To compare model outputs to observations or to outputs from other models, we usually need to interpolate data on the same grid. There are multiple libraries that offer such regridding capability, but we wanted one that was targeted at geospatial analysis (e.g. can handle poles, land-sea masks), was as fast as possible and compatible with the xarray ecosystem. We selected xESMF, which is based on the ESMPy wrapper of the ESMF library. Over the last months, we contributed to the maintenance of xESMF, fixing bugs, improving documentation and implementing new features. For example, weights can now be passed from ESMF to xESMF in memory instead of disk IO, coordinate variables are auto-detected by cf-xarray, grid corners for conservative regridding can be computed automatically using cf-xarray, and we made improvements to masked values handling. Also, we ported mesh objects to xESMF in order to support area-weighted averaging over polygons, with support for multi-geometries (see example).

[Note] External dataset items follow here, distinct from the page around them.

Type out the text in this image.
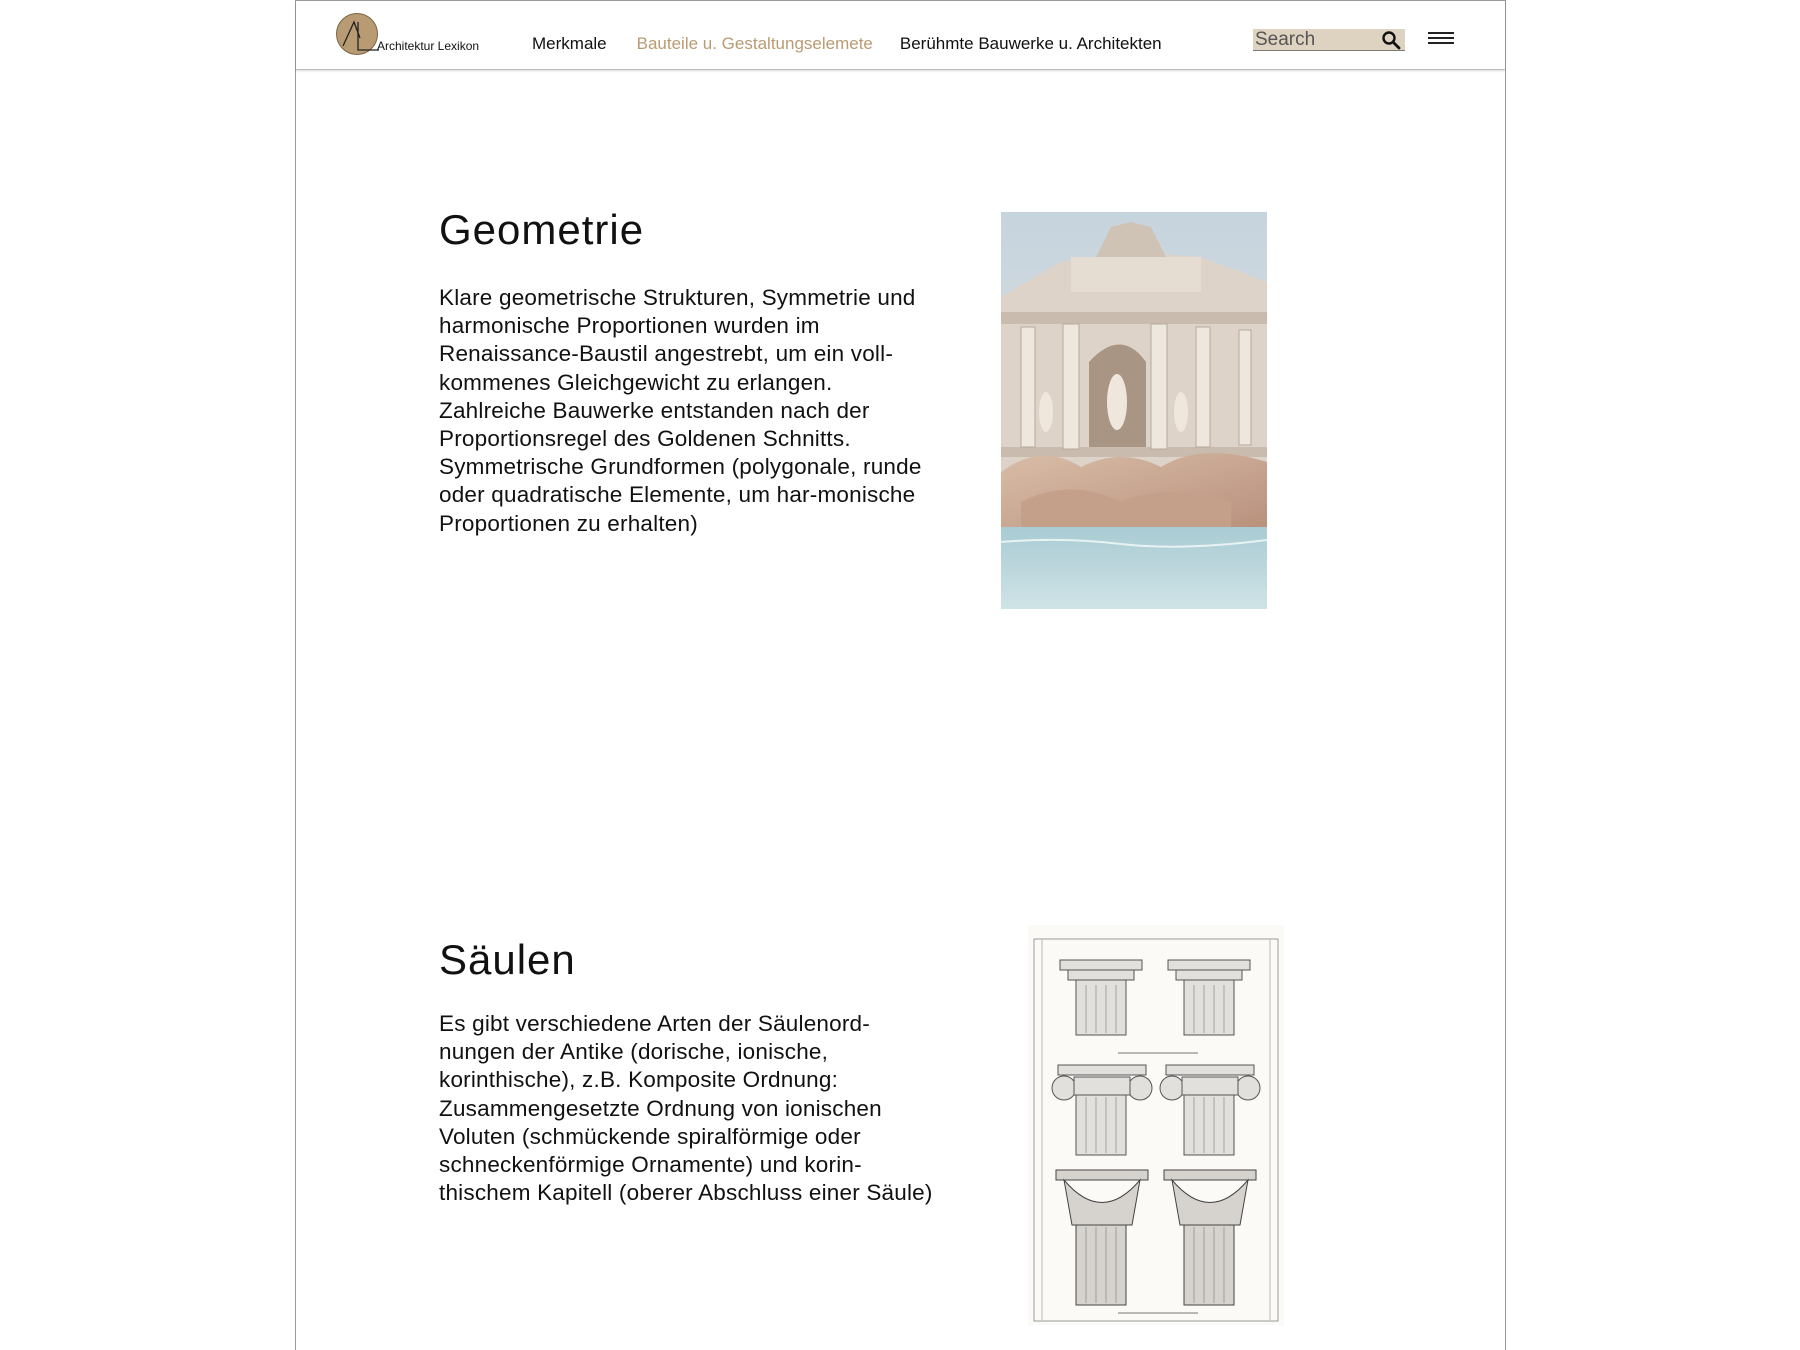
Architektur Lexikon	Merkmale Bauteile u. Gestaltungselemete Berühmte Bauwerke u. Architekten
Search
Geometrie

Klare geometrische Strukturen, Symmetrie und harmonische Proportionen wurden im Renaissance-Baustil angestrebt, um ein voll-kommenes Gleichgewicht zu erlangen. Zahlreiche Bauwerke entstanden nach der Proportionsregel des Goldenen Schnitts. Symmetrische Grundformen (polygonale, runde oder quadratische Elemente, um har-monische Proportionen zu erhalten)

Säulen

Es gibt verschiedene Arten der Säulenord-nungen der Antike (dorische, ionische, korinthische), z.B. Komposite Ordnung: Zusammengesetzte Ordnung von ionischen Voluten (schmückende spiralförmige oder schneckenförmige Ornamente) und korin-thischem Kapitell (oberer Abschluss einer Säule)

Statistical downscaling and bias adjustment

Climate model outputs do not exactly match ground observations, in part due to differences in the spatial representations (models describe average values over grids of hundreds of square kilometers) and model approximations. It’s often necessary to fix those biases before model projections are used as inputs into specialized impact models (fire propagation, flooding, agriculture, etc). Bias correction algorithms are meant to remove systematic biases from climate model simulations. These algorithms are however often computationally intensive and at Ouranos this has prevented their applications to very large datasets. We’ve recently implemented a handful of bias correction algorithms using xarray+dask: Detrended Quantile Mapping, Empirical Quantile Mapping, Local Intensity Scaling, Quantile Delta Mapping and a simple mean scaling method (see docs). Compared to our legacy code, these new implementations speed-up computations by roughly two orders of magnitude.

Infrastructure as code

Finally, a lot of efforts went into building an infrastructure that is well-documented and can be easily deployed by others. Each component of our architecture is a docker container available publicly, and the configuration of these containers into a unified platform is done by code hosted in a public repository (birdhouse-deploy). Individual WPS servers are all based on the same template (cookiecutter-birdhouse), which facilitates maintenance of multiple thematic servers. If you want to try out some of the functionalities offered, try the demo account for pavics.ouranos.ca, a JupyterLab instance whose Python environment includes the latest advances made by the team.

Next steps

For the next few months, WP4' attention will be focused on new indicators related to snow and cold-season processes, data cataloging, data access as well as improved documentation and examples. We’re also planning to add support for additional bias correction algorithms, including a multivariate method and another preserving the occurrence of extreme values.